- Created by: Bohbot Entertainment
- Starring: Michael Donovan; Lee Jeffrey; Terry Klassen; Jason Michas; Richard Newman; John Novak; Dale Wilson;
- Country of origin: United States
- No. of episodes: 40

Production
- Running time: 15 minutes
- Production companies: Saban Entertainment; Bohbot Entertainment;

Original release
- Release: 1990 – 1991

= The Power Team (TV series) =

The Power Team is an American animated series that aired as a segment of the video game reviewing show Video Power during the show's first season. The cartoon is a crossover between various video games published by Acclaim Entertainment, and was produced by Bohbot and Saban Entertainment.

==Premise==
The cartoon show featured characters from five different console video games published by Acclaim Entertainment. They included Max Force from NARC, Kuros from the Wizards & Warriors series (originally created by Rare), Kwirk from the eponymous Game Boy title, Tyrone from Arch Rivals and Bigfoot from the game of the same name. The cartoon show also featured a cartoon version of the host of Video Power, Johnny Arcade, as they fought against villains from the Acclaim lineup, mainly Mr. Big and his henchmen Spike Rush and Joe Rockhead from NARC, although Malkil from Wizards & Warriors or Kwirk's enemies from his own game occasionally appeared as well.

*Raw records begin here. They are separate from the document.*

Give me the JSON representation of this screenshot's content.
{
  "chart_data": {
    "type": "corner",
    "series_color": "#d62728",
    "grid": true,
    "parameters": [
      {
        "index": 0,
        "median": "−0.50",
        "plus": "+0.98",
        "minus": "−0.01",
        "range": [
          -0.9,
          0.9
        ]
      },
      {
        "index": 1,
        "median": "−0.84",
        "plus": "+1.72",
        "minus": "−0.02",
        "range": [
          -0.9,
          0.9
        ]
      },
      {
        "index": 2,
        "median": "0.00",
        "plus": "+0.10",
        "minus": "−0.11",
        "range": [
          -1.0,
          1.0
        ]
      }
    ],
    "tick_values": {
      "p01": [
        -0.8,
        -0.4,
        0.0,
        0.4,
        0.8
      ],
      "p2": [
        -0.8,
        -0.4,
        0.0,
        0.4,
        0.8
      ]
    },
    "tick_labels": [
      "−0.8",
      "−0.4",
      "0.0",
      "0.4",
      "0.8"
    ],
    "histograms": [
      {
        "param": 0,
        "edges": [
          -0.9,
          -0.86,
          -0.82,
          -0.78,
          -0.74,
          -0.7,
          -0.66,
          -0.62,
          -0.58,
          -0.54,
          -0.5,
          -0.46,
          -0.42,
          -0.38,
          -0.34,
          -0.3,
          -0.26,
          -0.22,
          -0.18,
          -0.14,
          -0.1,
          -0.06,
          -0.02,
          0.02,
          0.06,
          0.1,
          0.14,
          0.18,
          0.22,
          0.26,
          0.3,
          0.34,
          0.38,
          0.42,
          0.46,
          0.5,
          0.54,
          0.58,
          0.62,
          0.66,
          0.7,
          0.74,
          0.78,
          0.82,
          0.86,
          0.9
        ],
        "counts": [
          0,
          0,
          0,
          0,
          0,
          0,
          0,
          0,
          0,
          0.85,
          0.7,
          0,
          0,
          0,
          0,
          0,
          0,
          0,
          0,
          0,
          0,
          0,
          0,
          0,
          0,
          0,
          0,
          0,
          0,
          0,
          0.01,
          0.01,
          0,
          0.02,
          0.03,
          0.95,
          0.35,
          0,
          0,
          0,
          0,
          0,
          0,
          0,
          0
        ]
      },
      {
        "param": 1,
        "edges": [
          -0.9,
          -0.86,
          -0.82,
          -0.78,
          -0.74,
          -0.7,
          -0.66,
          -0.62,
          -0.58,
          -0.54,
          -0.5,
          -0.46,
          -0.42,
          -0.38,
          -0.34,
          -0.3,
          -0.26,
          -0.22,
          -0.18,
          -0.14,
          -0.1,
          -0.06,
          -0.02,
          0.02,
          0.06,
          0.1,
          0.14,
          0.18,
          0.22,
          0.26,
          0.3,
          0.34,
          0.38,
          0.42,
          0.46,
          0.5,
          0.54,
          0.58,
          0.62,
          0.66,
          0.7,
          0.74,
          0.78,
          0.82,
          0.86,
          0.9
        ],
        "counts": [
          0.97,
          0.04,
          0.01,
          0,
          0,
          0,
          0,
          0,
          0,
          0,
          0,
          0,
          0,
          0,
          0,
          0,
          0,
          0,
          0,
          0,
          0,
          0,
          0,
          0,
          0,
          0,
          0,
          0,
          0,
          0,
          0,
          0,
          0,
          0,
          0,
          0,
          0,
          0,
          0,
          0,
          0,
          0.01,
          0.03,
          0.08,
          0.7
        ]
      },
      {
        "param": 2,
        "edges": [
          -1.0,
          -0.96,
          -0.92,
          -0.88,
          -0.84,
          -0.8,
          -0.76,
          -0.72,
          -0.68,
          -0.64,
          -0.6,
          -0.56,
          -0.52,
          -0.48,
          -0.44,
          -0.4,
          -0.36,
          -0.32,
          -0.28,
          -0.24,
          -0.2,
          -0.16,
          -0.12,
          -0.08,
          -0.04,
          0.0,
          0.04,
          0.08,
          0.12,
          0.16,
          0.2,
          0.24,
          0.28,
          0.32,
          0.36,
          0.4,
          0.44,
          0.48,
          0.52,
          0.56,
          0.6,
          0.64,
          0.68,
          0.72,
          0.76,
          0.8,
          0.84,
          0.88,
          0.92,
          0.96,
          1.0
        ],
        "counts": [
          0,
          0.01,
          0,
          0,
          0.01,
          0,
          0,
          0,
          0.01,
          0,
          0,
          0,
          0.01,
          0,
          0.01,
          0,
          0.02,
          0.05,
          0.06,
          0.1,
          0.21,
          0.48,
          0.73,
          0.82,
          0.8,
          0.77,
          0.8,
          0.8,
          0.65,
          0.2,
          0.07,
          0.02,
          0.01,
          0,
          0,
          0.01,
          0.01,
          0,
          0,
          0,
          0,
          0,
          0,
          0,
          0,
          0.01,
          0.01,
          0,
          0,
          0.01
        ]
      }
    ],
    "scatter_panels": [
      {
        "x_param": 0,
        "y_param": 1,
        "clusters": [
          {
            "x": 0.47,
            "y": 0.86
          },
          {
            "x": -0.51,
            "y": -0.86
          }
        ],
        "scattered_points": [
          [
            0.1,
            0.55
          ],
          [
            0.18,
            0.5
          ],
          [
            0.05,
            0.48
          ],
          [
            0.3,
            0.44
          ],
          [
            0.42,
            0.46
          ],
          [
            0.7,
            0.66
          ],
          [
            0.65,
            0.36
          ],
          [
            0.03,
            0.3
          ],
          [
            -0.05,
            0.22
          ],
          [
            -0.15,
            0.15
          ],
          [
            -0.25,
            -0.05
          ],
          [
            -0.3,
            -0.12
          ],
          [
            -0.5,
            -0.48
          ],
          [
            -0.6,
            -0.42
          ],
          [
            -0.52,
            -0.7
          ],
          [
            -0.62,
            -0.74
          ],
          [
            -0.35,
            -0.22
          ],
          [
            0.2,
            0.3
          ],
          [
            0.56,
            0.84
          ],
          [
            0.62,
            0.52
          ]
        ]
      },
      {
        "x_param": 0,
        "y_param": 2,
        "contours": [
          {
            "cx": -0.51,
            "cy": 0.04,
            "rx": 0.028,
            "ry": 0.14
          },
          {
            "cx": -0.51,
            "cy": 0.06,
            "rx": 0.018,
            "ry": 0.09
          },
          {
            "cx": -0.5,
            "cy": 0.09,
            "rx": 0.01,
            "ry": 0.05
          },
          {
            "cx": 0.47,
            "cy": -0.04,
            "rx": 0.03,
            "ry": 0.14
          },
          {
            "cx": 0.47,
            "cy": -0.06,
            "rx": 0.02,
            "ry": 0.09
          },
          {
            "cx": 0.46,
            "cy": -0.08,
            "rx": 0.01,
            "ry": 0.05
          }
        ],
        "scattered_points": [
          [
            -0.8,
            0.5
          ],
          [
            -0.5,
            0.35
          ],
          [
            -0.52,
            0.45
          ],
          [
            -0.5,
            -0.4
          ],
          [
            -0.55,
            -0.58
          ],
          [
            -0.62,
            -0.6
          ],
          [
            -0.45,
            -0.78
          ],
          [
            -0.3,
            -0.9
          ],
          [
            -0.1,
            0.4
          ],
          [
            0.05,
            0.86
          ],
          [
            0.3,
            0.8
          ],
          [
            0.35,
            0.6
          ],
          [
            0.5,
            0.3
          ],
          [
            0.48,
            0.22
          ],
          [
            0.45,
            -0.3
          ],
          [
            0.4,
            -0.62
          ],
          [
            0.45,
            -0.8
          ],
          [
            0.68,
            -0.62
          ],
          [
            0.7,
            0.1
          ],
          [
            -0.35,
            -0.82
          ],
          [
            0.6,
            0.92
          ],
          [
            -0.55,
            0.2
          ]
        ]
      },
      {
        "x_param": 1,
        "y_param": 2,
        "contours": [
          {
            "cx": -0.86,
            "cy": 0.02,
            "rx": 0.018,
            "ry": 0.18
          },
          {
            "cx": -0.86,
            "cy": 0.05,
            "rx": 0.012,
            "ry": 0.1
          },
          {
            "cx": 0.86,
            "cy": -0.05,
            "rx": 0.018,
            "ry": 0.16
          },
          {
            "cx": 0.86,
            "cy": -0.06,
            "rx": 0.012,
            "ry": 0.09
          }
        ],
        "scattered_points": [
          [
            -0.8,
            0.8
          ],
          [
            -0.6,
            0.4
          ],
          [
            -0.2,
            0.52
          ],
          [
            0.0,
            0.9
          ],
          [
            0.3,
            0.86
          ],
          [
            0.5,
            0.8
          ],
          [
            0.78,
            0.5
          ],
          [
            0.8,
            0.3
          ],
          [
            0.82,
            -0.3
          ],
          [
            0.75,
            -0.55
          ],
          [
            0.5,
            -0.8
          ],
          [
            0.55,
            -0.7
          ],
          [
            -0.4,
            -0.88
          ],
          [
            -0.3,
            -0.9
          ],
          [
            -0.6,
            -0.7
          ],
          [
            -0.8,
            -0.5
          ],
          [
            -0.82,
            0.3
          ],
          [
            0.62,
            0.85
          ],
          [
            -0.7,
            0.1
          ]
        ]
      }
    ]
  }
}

A common device on the show was the characters trying to recover the "game paks" from Mr. Big which would send them home. Mr. Big would actually use the Game Paks to try to blast the characters back home during their battles. The heroes' rationale was that they needed to thwart Mr. Big. In one episode where Kuros was sent home, the other teammates had been along with him, and Kuros explained that he must return to the real world as he was now part of a team, and could not go home for good until the other members could safely go home as well. During battles, Johnny would use a special communication device that looked like an NES Advantage controller to direct the Power Team members from his room.

===Characters===
A few of the characters underwent radical redesigns from their game incarnations: Max Force, for example, looked like a SWAT officer and had a utility belt instead of machine guns, and Kuros bore more resemblance to a barbarian (as Kuros was depicted on the Wizards & Warriors box art), especially the original He-Man, than a knight in armor. Tyrone was given a small afro, likely so he would not resemble Michael Jordan as much as his Arch Rivals counterpart. Mr. Big more closely resembled his game counterpart, but he did not use a wheelchair and did not have a "second form", instead of using cigar-related gadgets and weapons ("cigar missiles", for example). Secondary villain Malkil did not look like the stereotypical wizard of the games, although his depiction remained true to form by wearing a skullcap, robes, and a forked beard, which gave him a sinister, albeit regal appearance.

== Episode list ==
=== Season 1 ===
1. "Yes We Have No Tomatoes"
2. "Treasure of Bangladar"
3. "Hooray for Hollyweird"
4. "New Gang in Town"
5. "Burnt Rubber"
6. "Speedway Assault"
7. "Turf Wars"
8. "Big Footenstein"
9. "It Came to Millburg"
10. "Pull the Plug"
11. "Deaf Ears"
12. "Back to the Game World"
13. "Tunnel Radish"
14. "Rigged Deal"
15. "Criss Cross Double Cross"
16. "The Day Johnny Stayed After School"
17. "Train Game"
18. "Video Virus"
19. "A Man and His Belt"
20. "Slice & Dice"
21. "The Bride of Mr. Big"
22. "Whose Game World Is This Anyway?"
23. "Ski Patrol"
24. "The Greatest Heist of All"
25. "The Golden Joystick"
26. "Bums"

=== Season 2 ===
1. "On the Ball"
2. "Bust The Buster"
3. "Who's Fueling Who"
4. "Oil's Well That Ends Well"
5. "Mr. Really Big"
6. "The Big Payoff"
7. "The Runaway"
8. "Tut Tut"
9. "Water Water Everywhere"

==Development==
The show seemed intended to capitalize on the audiences of Captain N: The Game Master, a co-production between DIC and Nintendo, but instead of having the protagonist getting transported into an alternate world filled with video game heroes, The Power Team took the opposite tack by having the game characters come to the "real world".

Max Force's design was changed for the cartoon, due to the mature tone of the original game.

While there were 33 episodes in the first season of Video Power, only 26 episodes of The Power Team were produced. As a result, some episodes of The Power Team would be aired more than once. The Power Team segments were re-edited and repackaged as a stand-alone show after Video Power underwent a format change for its second season. The Power Team was directed by Steven Martiniere and Jack Olesker was the developer and story editor.

The cartoon series was produced by Bohbot Entertainment with Saban Entertainment.